Uzunca bir aradan sonra herkese merhaba.
Yazıma bu güzel havuz fotoğrafıyla başlamamın elbet bir nedeni var:) Malum mevsimlerden yaz olunca insan daha bir geziyor, yazmaya çizmeye daha az vakit bulabiliyor.Ya da en azından benim için öyle oldu. Son birkaç ayda keşfettiğim yerleri artık resmetmenin ve yazıya dökmenin vakti geldi.
Bayram tatilinde Gökçeada-Bozcaada ikilisinden hangisine gitsek, nerde kalsak gibi dertlenirken son dakikada kalabalık çılgınlığına kurban gitmeyelim vaktimiz az biz en iyisi kafamızı dinleyelim dedik. İyiki de öyle yapmışız nitekim Bozcaada'da bayramda yiyecek ekmek kalmamış onu öğrendik bin şükrettik!
Şile yakınlarındaki Lavanda butik oteli tesadüfen okuduğum bir e-dergiden keşfettim. Birkaç resmine baktıktan sonra tam da aradığımız yerin burası olduğunu anlamak zor olmadı. İstanbul'a arabayla yarım saat mesafede cennetten bir köşe Lavanda.
Yazıda kalacağınız bu yer hakkında benim gözümden detayları bulacaksınız..
Umarım beğenirsiniz.
Lavanda'da farklı boyutlarda ve özelliklerde toplamda 9 tane oda bulunuyor. Her biri çok özenle, keyifle dekore edilmiş odalarda kalmak ayrı bir zevk.
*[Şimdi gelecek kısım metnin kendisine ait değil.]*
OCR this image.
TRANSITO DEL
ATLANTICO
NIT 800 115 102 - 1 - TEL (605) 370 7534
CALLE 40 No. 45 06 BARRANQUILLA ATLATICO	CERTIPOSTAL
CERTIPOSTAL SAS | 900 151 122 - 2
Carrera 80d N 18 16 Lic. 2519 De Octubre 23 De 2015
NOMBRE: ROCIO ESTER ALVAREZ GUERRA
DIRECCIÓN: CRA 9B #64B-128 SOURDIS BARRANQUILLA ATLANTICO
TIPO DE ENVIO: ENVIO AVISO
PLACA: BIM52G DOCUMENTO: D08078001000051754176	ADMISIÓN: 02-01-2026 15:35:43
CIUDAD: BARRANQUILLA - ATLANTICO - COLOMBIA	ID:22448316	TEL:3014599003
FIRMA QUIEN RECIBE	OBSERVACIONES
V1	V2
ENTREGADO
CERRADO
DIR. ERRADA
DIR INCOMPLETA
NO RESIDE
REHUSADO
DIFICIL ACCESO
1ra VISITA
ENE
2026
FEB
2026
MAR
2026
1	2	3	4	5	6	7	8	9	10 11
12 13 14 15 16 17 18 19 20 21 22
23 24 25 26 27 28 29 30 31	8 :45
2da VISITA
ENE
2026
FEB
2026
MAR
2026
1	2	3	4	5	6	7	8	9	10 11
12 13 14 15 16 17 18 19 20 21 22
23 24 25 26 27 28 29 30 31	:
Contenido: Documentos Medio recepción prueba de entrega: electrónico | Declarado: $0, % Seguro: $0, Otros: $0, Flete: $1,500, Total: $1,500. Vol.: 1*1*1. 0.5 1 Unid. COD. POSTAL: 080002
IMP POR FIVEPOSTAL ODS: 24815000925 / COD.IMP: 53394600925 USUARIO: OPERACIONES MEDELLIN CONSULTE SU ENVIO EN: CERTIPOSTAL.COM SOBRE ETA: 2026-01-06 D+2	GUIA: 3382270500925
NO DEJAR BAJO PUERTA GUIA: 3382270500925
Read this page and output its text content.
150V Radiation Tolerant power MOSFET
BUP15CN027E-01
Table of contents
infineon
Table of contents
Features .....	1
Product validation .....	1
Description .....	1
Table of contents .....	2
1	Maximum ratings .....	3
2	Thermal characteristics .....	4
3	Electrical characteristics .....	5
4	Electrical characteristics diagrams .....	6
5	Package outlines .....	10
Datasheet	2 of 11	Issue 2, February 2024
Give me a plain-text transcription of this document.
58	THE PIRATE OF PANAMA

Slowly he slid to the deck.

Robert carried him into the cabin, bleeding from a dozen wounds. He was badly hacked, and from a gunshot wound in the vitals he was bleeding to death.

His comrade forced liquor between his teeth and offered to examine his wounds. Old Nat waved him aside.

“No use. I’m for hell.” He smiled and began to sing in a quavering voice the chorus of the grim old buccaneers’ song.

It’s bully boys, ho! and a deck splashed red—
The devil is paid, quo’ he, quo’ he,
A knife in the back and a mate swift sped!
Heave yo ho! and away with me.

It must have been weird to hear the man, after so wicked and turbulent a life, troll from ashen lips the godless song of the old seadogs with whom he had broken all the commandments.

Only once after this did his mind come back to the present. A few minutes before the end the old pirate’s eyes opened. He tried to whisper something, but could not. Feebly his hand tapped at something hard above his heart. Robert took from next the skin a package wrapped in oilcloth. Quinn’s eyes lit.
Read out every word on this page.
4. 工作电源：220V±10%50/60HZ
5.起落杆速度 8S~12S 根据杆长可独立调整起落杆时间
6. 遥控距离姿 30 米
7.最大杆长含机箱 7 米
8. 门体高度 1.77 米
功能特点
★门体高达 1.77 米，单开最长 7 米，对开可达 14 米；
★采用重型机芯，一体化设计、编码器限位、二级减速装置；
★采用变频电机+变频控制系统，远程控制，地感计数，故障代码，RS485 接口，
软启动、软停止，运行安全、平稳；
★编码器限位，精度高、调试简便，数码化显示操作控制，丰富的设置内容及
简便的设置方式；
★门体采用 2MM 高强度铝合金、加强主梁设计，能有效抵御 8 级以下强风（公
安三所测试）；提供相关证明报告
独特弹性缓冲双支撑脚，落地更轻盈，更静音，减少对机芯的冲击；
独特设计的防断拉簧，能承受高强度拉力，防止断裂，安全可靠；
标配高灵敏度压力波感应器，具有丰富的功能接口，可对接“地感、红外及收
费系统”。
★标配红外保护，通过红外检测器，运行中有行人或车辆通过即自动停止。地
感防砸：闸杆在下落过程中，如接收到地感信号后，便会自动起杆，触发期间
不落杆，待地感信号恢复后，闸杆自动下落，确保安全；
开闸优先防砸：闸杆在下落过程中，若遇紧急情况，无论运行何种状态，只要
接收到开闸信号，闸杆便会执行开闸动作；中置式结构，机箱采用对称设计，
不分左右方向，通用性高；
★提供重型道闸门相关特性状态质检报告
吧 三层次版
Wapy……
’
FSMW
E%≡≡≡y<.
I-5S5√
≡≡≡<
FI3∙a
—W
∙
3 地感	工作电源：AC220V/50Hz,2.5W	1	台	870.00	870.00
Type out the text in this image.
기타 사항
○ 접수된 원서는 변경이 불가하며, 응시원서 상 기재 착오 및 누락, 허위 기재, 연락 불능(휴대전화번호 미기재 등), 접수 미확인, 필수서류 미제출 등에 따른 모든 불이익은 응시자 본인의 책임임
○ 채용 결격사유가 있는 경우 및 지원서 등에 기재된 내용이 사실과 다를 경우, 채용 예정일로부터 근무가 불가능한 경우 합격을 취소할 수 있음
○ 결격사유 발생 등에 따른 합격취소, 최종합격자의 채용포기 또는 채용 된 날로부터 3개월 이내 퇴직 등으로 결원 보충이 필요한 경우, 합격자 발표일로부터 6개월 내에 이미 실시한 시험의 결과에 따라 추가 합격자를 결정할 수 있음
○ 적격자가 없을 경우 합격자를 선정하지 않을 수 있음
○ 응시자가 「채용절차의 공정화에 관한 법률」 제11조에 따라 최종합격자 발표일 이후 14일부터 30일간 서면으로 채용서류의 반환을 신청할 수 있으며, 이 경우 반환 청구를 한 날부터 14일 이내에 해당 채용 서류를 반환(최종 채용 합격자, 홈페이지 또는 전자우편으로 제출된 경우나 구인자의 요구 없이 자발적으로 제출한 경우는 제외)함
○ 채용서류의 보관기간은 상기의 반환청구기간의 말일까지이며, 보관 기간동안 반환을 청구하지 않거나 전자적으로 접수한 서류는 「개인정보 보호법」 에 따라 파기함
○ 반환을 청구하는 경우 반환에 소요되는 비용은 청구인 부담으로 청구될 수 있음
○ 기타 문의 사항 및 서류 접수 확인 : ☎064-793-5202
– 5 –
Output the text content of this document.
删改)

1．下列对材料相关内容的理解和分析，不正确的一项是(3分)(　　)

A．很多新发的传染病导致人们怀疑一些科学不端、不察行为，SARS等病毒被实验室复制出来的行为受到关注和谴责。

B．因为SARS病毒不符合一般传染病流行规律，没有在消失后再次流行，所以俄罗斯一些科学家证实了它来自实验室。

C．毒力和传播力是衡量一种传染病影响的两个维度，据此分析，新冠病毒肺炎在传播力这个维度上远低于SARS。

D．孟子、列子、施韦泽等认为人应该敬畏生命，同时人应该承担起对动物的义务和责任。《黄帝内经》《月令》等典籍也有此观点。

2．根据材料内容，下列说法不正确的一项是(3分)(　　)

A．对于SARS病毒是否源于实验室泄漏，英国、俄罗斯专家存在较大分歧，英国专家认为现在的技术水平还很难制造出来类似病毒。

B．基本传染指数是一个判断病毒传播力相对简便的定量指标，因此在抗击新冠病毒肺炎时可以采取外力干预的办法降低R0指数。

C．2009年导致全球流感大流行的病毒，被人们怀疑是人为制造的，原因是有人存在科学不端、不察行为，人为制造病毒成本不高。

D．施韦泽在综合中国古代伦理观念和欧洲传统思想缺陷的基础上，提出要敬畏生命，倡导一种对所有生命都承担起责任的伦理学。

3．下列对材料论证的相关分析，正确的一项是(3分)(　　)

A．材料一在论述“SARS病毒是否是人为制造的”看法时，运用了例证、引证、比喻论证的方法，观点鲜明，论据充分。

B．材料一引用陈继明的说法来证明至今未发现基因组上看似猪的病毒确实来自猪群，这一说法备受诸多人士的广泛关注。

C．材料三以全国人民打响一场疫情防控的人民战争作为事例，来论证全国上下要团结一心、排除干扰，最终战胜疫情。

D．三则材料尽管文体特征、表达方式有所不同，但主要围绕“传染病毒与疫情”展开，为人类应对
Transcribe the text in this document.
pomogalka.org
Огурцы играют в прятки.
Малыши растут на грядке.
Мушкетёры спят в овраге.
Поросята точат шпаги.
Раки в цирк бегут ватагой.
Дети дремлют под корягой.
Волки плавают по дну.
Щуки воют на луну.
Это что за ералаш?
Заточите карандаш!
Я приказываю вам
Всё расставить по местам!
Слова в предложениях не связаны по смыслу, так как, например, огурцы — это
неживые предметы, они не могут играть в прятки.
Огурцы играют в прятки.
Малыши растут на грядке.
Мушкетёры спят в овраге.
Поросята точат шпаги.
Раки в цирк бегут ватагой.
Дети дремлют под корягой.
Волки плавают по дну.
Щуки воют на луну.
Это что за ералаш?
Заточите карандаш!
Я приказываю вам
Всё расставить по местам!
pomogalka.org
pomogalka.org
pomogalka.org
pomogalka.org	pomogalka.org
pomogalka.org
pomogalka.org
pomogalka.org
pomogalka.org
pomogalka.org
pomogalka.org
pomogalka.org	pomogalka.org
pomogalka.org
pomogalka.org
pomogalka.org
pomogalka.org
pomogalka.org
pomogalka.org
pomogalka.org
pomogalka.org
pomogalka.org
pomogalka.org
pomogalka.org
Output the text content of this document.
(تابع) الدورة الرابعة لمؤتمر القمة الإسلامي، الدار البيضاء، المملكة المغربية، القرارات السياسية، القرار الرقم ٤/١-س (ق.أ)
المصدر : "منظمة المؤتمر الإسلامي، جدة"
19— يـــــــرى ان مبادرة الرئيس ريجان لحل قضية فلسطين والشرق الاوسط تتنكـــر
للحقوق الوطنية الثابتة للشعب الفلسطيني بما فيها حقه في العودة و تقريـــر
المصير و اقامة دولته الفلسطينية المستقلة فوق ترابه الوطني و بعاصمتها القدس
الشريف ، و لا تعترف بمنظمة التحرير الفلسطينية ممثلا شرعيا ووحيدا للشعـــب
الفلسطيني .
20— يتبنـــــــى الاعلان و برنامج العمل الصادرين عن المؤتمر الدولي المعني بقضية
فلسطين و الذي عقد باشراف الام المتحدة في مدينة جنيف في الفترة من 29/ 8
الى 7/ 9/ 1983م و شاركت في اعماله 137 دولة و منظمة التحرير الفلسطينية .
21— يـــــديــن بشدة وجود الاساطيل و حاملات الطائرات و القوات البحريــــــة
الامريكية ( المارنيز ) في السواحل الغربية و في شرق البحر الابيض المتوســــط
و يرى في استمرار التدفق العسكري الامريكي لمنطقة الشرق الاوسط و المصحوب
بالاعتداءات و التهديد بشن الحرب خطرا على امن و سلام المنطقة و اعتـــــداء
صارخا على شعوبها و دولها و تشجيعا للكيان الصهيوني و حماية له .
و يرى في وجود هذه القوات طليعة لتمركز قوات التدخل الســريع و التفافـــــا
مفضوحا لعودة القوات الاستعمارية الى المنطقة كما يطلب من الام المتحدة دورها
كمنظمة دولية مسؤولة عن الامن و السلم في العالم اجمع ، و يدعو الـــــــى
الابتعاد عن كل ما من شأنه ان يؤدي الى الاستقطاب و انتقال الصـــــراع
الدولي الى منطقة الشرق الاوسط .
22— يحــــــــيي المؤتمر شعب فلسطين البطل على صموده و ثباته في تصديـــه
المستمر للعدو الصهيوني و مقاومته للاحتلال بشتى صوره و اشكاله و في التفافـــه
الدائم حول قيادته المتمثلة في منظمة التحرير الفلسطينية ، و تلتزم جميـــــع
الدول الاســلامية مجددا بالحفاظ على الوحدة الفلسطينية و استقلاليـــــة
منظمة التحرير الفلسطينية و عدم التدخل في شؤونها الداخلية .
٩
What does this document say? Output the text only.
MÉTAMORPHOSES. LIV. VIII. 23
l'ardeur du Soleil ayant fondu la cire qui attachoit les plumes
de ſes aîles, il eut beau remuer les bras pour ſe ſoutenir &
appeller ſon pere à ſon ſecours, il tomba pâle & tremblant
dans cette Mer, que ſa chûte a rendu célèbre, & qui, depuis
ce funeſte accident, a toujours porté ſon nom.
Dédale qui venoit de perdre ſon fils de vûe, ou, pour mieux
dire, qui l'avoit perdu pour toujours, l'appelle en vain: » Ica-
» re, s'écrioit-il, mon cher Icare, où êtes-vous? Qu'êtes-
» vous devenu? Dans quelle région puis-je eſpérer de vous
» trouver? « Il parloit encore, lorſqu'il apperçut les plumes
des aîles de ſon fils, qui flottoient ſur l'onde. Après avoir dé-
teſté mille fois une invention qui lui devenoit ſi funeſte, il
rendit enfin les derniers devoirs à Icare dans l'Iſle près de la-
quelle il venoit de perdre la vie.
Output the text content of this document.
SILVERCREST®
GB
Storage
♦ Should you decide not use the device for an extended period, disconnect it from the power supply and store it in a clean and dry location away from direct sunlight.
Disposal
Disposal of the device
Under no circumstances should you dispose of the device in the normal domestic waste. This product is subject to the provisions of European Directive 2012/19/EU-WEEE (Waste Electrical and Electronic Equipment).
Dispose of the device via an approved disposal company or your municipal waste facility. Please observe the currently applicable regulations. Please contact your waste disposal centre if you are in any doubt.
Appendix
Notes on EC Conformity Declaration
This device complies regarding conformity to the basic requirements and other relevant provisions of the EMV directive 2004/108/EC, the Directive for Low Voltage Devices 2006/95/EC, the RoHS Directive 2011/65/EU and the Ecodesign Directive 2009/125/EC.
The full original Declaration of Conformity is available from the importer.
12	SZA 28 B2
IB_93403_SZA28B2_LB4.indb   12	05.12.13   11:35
Benim en sevdiğim özelliklerden biri heybetli tavanı ve beyaz ahşap dokusu oldu. Beyaz kullanılan mobilyalarda, tavan ve yer ahşabında gerçekten çok keyifli bir bütünlük yaratmış.
Odalarla ilgili Ahmet Bey'den öğrendiğim çok hoş bir detay var. Odaların hepsinin adları farklı çiçekler ve ağaçlar. Merak edip kendisine sordum nedenini. Meğer her oda adını kendi önündeki bitkiden alıyor. Mesela bizim kaldığımız oda Manolya'nın hemen sağında manolya çiçeği var ve adı da buradan geliyor. Selvi odası selvi ağacına bakıyor, vs..
Öğrendim ki Feryal Hanım'ın çizdiği bu mobilyaları Feriköy'de adını vermeyeceğım bir marangoz yapıyormuş. Bazı bilgileri kendime saklıyorum:)
Gerçi böyle bir yerde çalışabilmek bana uzak ama yine de çok şık bir çalışma masası.
Bu yatak baş uçluğuna gerçekten bayıldım.
Pablo Neruda'dan şiirler. Yatağın baş ucuna bırakılan kitaplar bence bu mekanın ne denli farklı olduğunu gösteren ince bir detay.
Gardolabın içindeki mis kokulu lavantalı askılıklar..
Banyo..Hani şöyle demek geliyor içimden orada yıkanılmaz yaşanır. Çanakkale Seramik'in desenleriyle, müthiş bir zevkle dekore edilmiş. Burada vakit geçirmek ayrı bir keyif..
Belki tuhaf gelecek ama ben bu tuvalet kağıtlıklarını çok sevdim. Feryal Hanm'ın İtalya'dan getirdiği bu dantel işli parçalar aynı zamanda Lavanda butikte de satılıyor..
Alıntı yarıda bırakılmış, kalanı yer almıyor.